In an interview with Nine to Noon, Sommer said that “The pandemic functioned as really a big recruitment vector for QAnon.”He noted that when “you have people all over the world who are looking for answers about something that is unprecedented in modern history; people are losing their jobs, they're suddenly thinking, how do I get any sort of agency over this.And for some that was, rather than facing the complex sources of the pandemic, it was blaming someone like George Soros or Bill Gates.”

Sommer said that in Trust the Plan, he followed “a family whose son gets into QAnon. This father who reached out to me said, ‘how do I get my kid out of this?’ His son was in his 20s and gets deeper and deeper into QAnon, he doesn't really come back, he divorces himself from society, and just spends all his time online, he thinks he's fighting to save children.”

According to PRII Report based on a 2021 yearlong survey: (https://www.prri.org/research/the-persistence-of-qanon-in-the-post-trump-era-an-analysis-of-who-believes-the-conspiracies/)

“Across the year, one in four Republicans (25%), compared to 14% of independents (14%) and 9% of Democrats identify as QAnon believers. Nearly half of Republicans (47%) who most trust far-right news outlets like One America News Network or Newsmax are QAnon believers, along with one-quarter of Republicans who most trust Fox News (26%) or do not trust TV news (26%).

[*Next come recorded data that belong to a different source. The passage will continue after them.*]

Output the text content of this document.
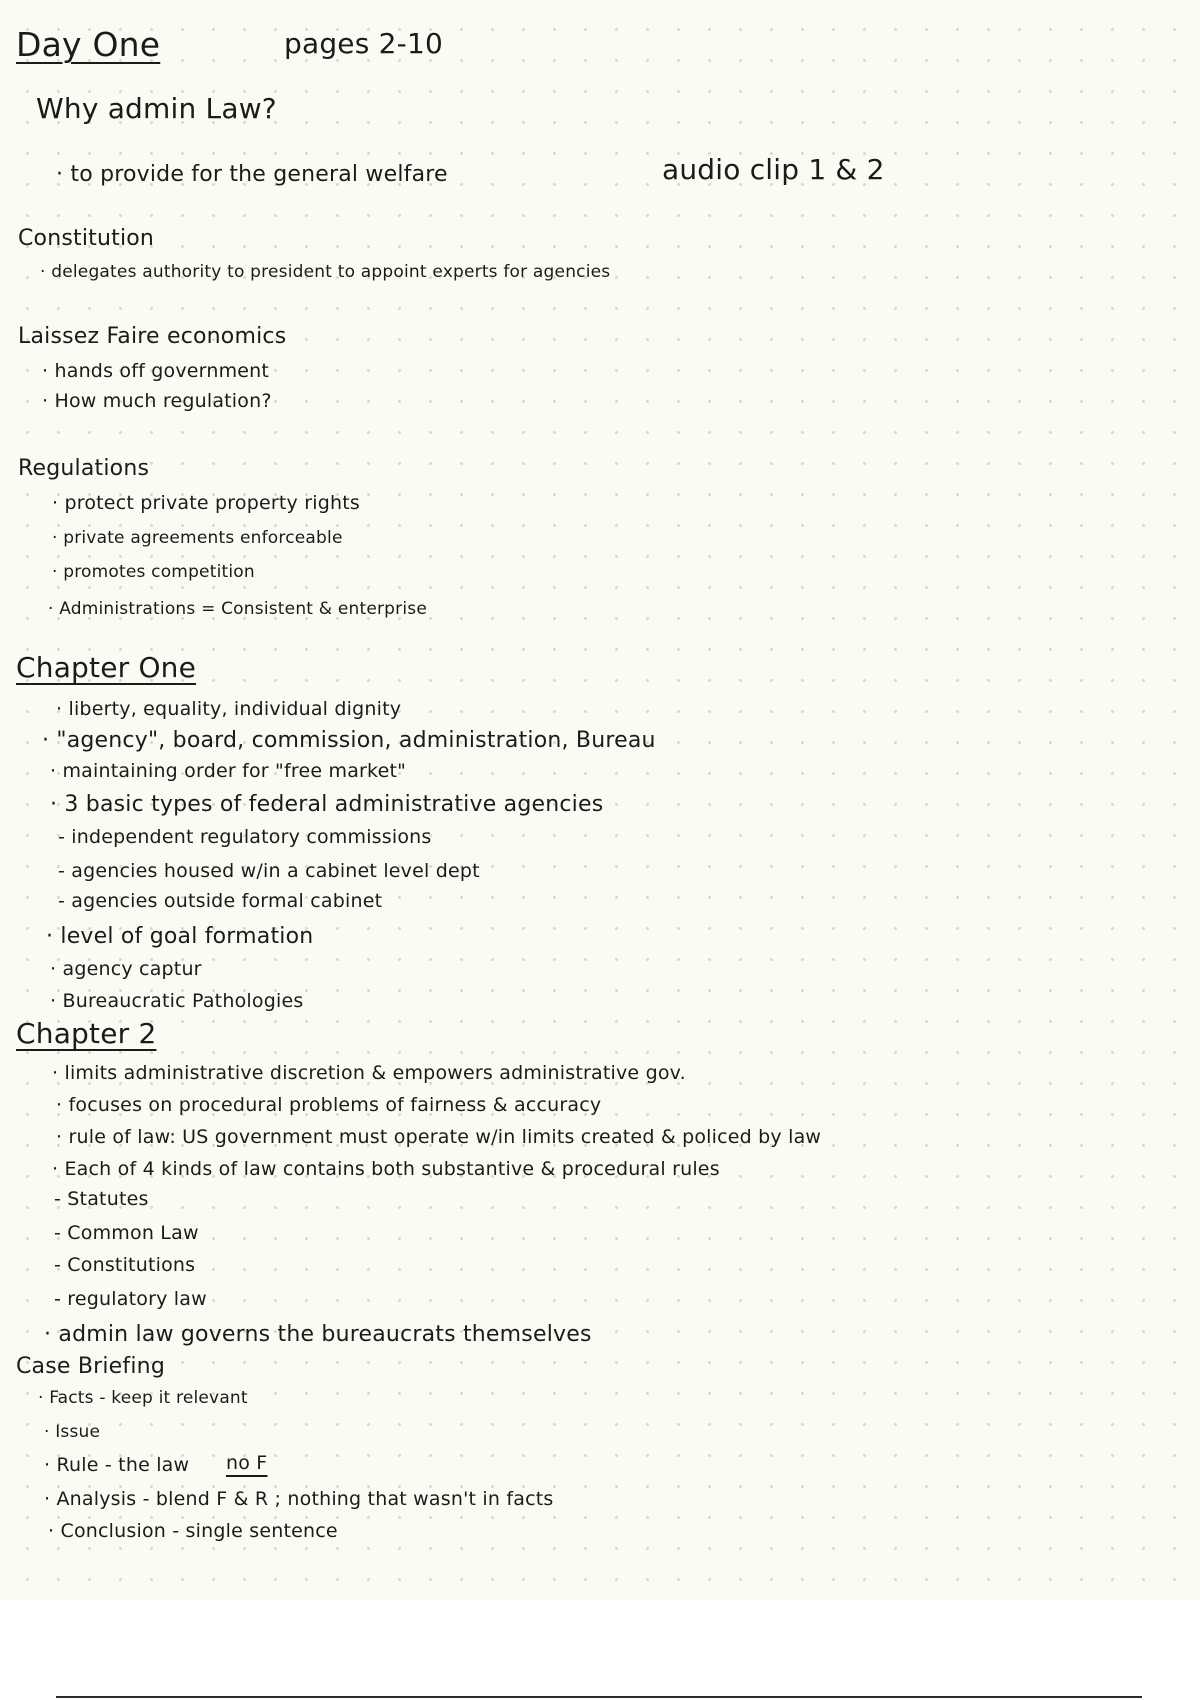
Day One	pages 2-10
audio clip 1 & 2
Why admin Law?
· to provide for the general welfare
Constitution
· delegates authority to president to appoint experts for agencies
Laissez Faire economics
· hands off government
· How much regulation?
Regulations
· protect private property rights
· private agreements enforceable
· promotes competition
· Administrations = Consistent & enterprise
Chapter One
· liberty, equality, individual dignity
· "agency", board, commission, administration, Bureau
· maintaining order for "free market"
· 3 basic types of federal administrative agencies
- independent regulatory commissions
- agencies housed w/in a cabinet level dept
- agencies outside formal cabinet
· level of goal formation
· agency captur
· Bureaucratic Pathologies
Chapter 2
· limits administrative discretion & empowers administrative gov.
· focuses on procedural problems of fairness & accuracy
· rule of law: US government must operate w/in limits created & policed by law
· Each of 4 kinds of law contains both substantive & procedural rules
- Statutes
- Common Law
- Constitutions
- regulatory law
· admin law governs the bureaucrats themselves
Case Briefing
· Facts - keep it relevant
· Issue
· Rule - the law no F
· Analysis - blend F & R ; nothing that wasn't in facts
· Conclusion - single sentence
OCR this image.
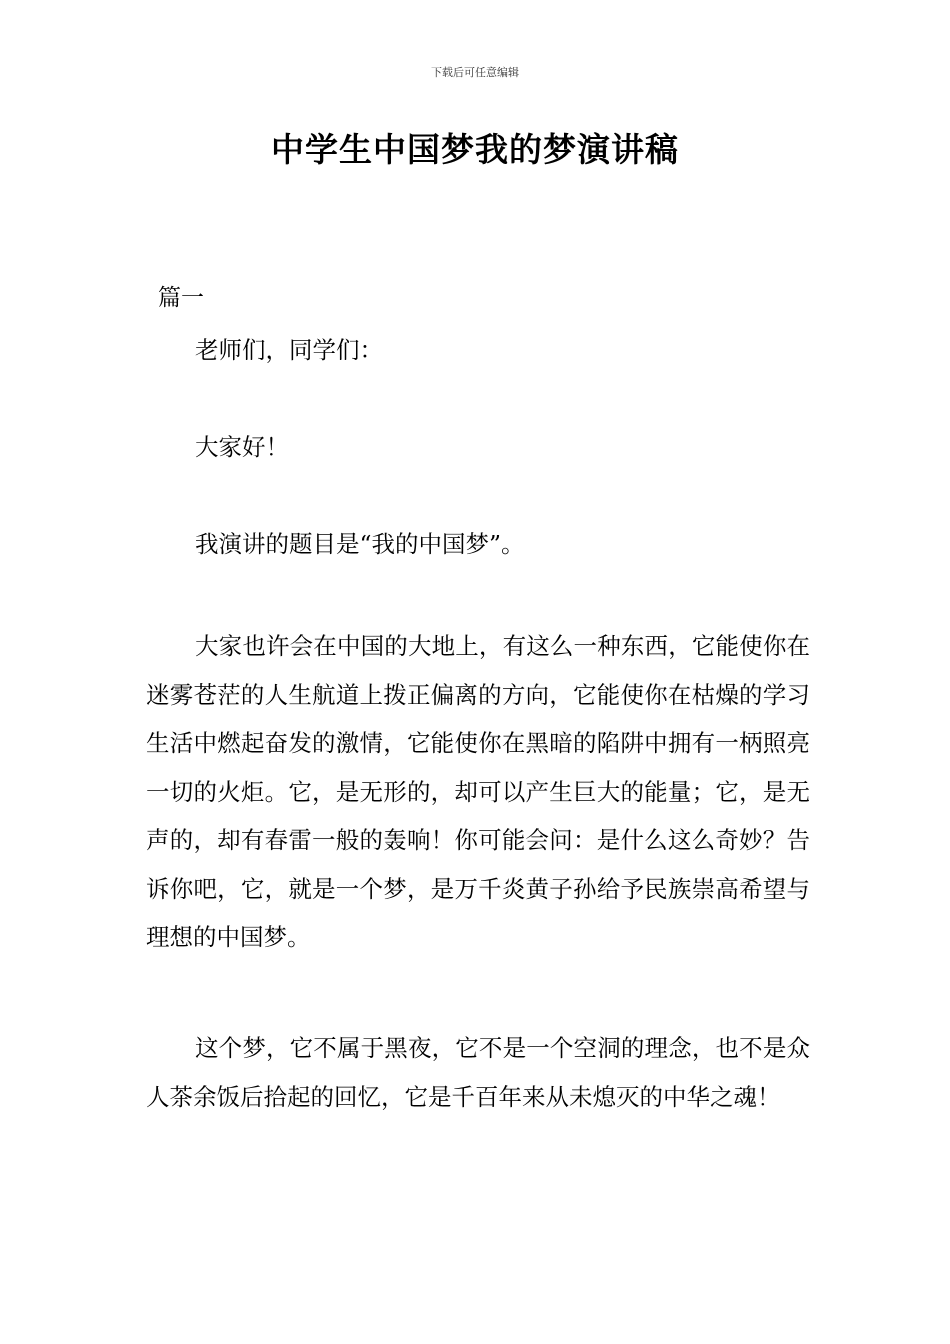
下载后可任意编辑
中学生中国梦我的梦演讲稿

篇一

老师们，同学们：

大家好！

我演讲的题目是“我的中国梦”。

大家也许会在中国的大地上，有这么一种东西，它能使你在迷雾苍茫的人生航道上拨正偏离的方向，它能使你在枯燥的学习生活中燃起奋发的激情，它能使你在黑暗的陷阱中拥有一柄照亮一切的火炬。它，是无形的，却可以产生巨大的能量；它，是无声的，却有春雷一般的轰响！你可能会问：是什么这么奇妙？告诉你吧，它，就是一个梦，是万千炎黄子孙给予民族崇高希望与理想的中国梦。

这个梦，它不属于黑夜，它不是一个空洞的理念，也不是众人茶余饭后拾起的回忆，它是千百年来从未熄灭的中华之魂！
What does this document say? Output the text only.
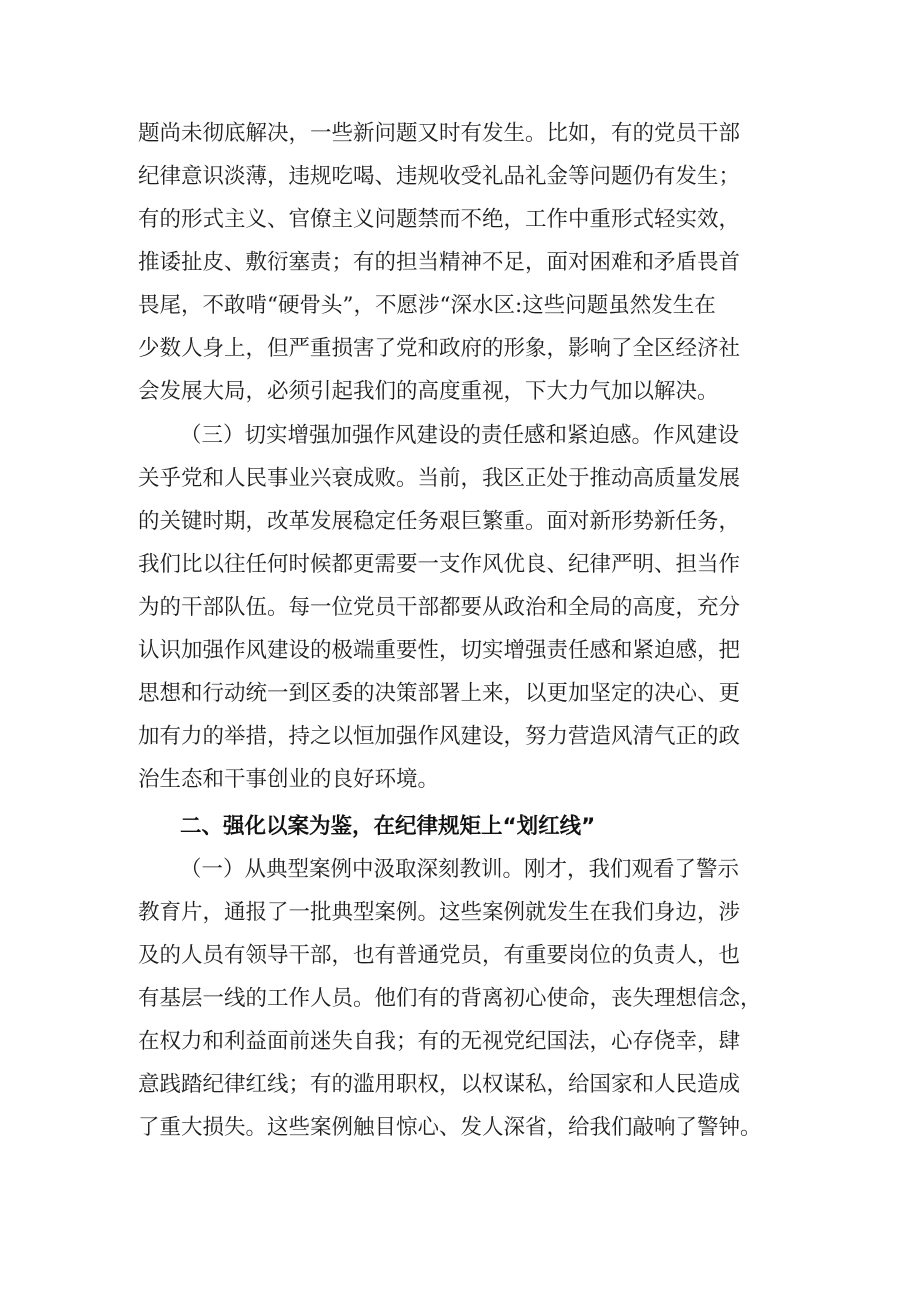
题尚未彻底解决，一些新问题又时有发生。比如，有的党员干部
纪律意识淡薄，违规吃喝、违规收受礼品礼金等问题仍有发生；
有的形式主义、官僚主义问题禁而不绝，工作中重形式轻实效，
推诿扯皮、敷衍塞责；有的担当精神不足，面对困难和矛盾畏首
畏尾，不敢啃“硬骨头”，不愿涉“深水区:这些问题虽然发生在
少数人身上，但严重损害了党和政府的形象，影响了全区经济社
会发展大局，必须引起我们的高度重视，下大力气加以解决。
（三）切实增强加强作风建设的责任感和紧迫感。作风建设
关乎党和人民事业兴衰成败。当前，我区正处于推动高质量发展
的关键时期，改革发展稳定任务艰巨繁重。面对新形势新任务，
我们比以往任何时候都更需要一支作风优良、纪律严明、担当作
为的干部队伍。每一位党员干部都要从政治和全局的高度，充分
认识加强作风建设的极端重要性，切实增强责任感和紧迫感，把
思想和行动统一到区委的决策部署上来，以更加坚定的决心、更
加有力的举措，持之以恒加强作风建设，努力营造风清气正的政
治生态和干事创业的良好环境。
二、强化以案为鉴，在纪律规矩上“划红线”
（一）从典型案例中汲取深刻教训。刚才，我们观看了警示
教育片，通报了一批典型案例。这些案例就发生在我们身边，涉
及的人员有领导干部，也有普通党员，有重要岗位的负责人，也
有基层一线的工作人员。他们有的背离初心使命，丧失理想信念，
在权力和利益面前迷失自我；有的无视党纪国法，心存侥幸，肆
意践踏纪律红线；有的滥用职权，以权谋私，给国家和人民造成
了重大损失。这些案例触目惊心、发人深省，给我们敲响了警钟。
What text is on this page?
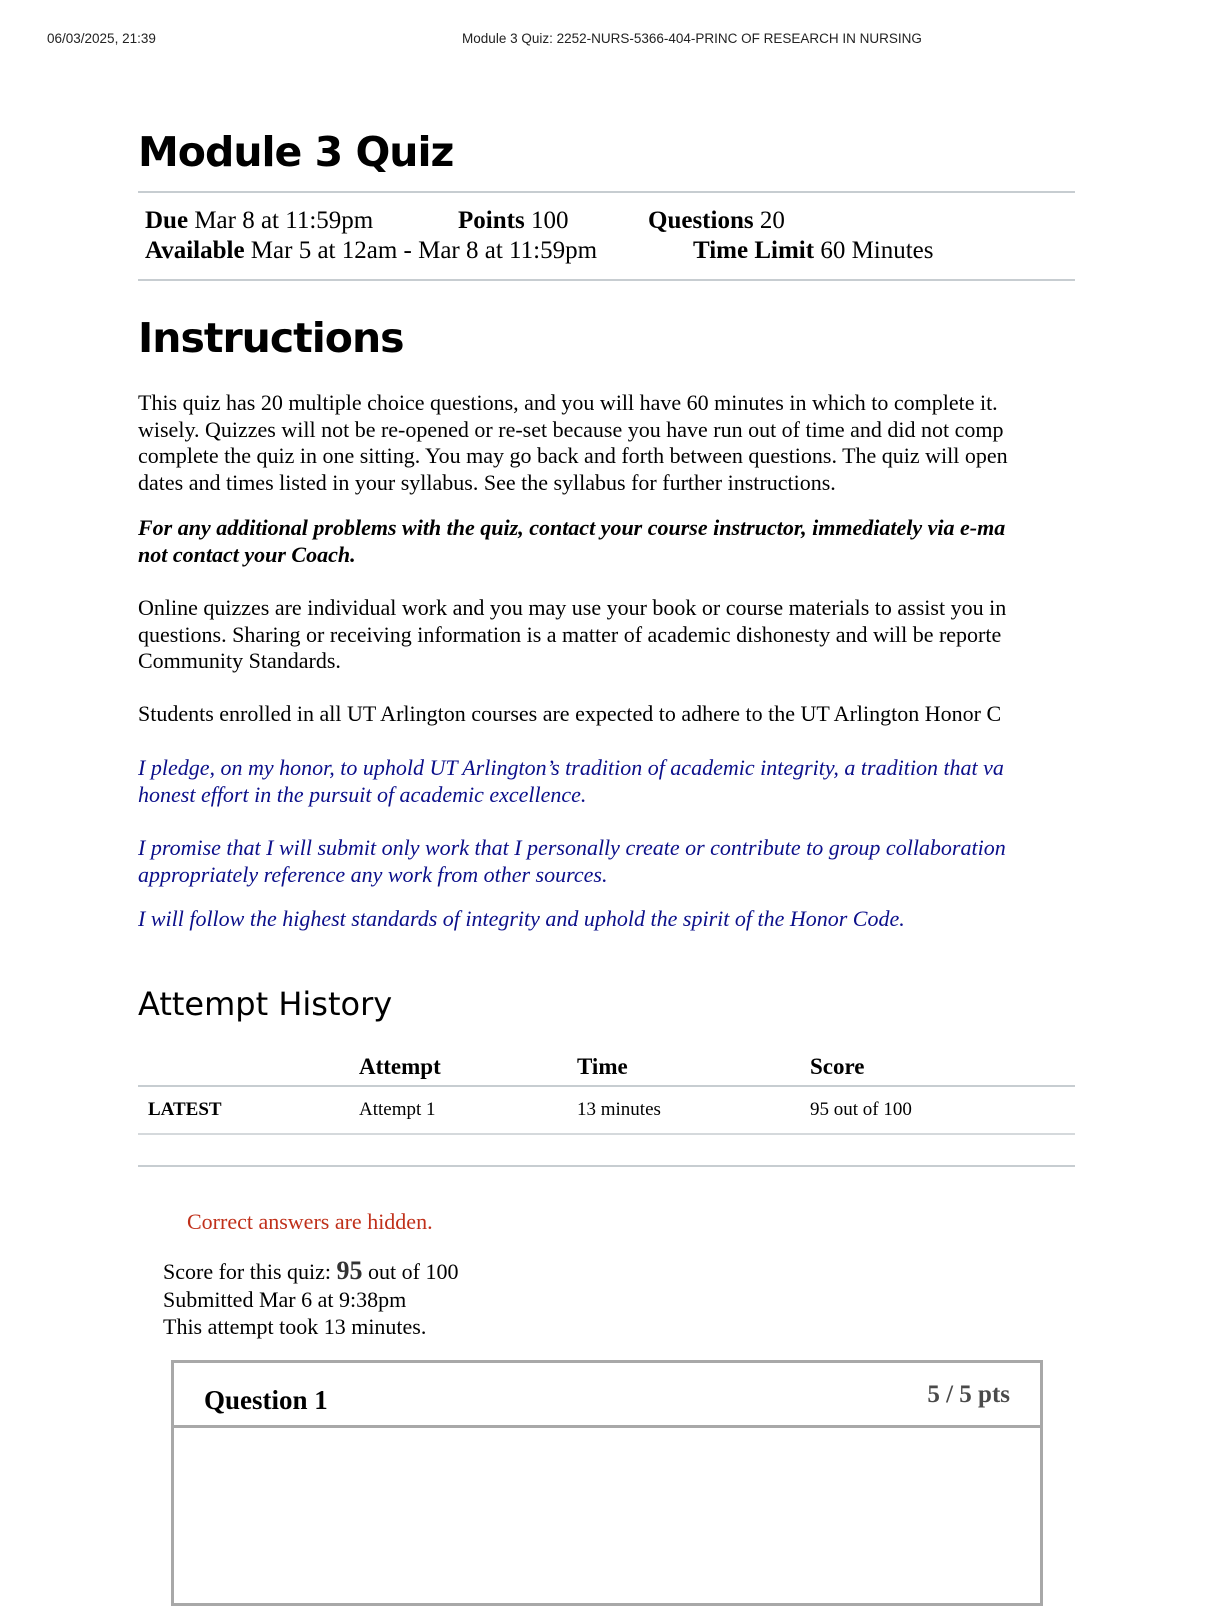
06/03/2025, 21:39	Module 3 Quiz: 2252-NURS-5366-404-PRINC OF RESEARCH IN NURSING
Module 3 Quiz
Due Mar 8 at 11:59pm	Points 100	Questions 20
Available Mar 5 at 12am - Mar 8 at 11:59pm	Time Limit 60 Minutes
Instructions
This quiz has 20 multiple choice questions, and you will have 60 minutes in which to complete it.
wisely. Quizzes will not be re-opened or re-set because you have run out of time and did not comp
complete the quiz in one sitting. You may go back and forth between questions. The quiz will open
dates and times listed in your syllabus. See the syllabus for further instructions.
For any additional problems with the quiz, contact your course instructor, immediately via e-ma
not contact your Coach.
Online quizzes are individual work and you may use your book or course materials to assist you in
questions. Sharing or receiving information is a matter of academic dishonesty and will be reporte
Community Standards.
Students enrolled in all UT Arlington courses are expected to adhere to the UT Arlington Honor C
I pledge, on my honor, to uphold UT Arlington’s tradition of academic integrity, a tradition that va
honest effort in the pursuit of academic excellence.
I promise that I will submit only work that I personally create or contribute to group collaboration
appropriately reference any work from other sources.
I will follow the highest standards of integrity and uphold the spirit of the Honor Code.
Attempt History
	Attempt	Time	Score
LATEST	Attempt 1	13 minutes	95 out of 100
Correct answers are hidden.
Score for this quiz: 95 out of 100
Submitted Mar 6 at 9:38pm
This attempt took 13 minutes.
Question 1	5 / 5 pts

Fewer (18%) of Republicans who most trust mainstream media outlets like CNN, MSNBC, public television, or broadcast news are QAnon believers.”

For some of us, it is perhaps too easy to dismiss the addled nature of Q conspiracy tropes and be lulled into a belief that QAnon will fade over time. Indeed, there have been numerous stories of former Q-followers who were disaffected as The Storm failed to materialize and other predictions failed. But QAnon at the very least has cultivated the ground for a new wave of anti-Trans, anti-Gay, anti-abortion, anti-woman and racist culture wars that have been unleashed in the United States.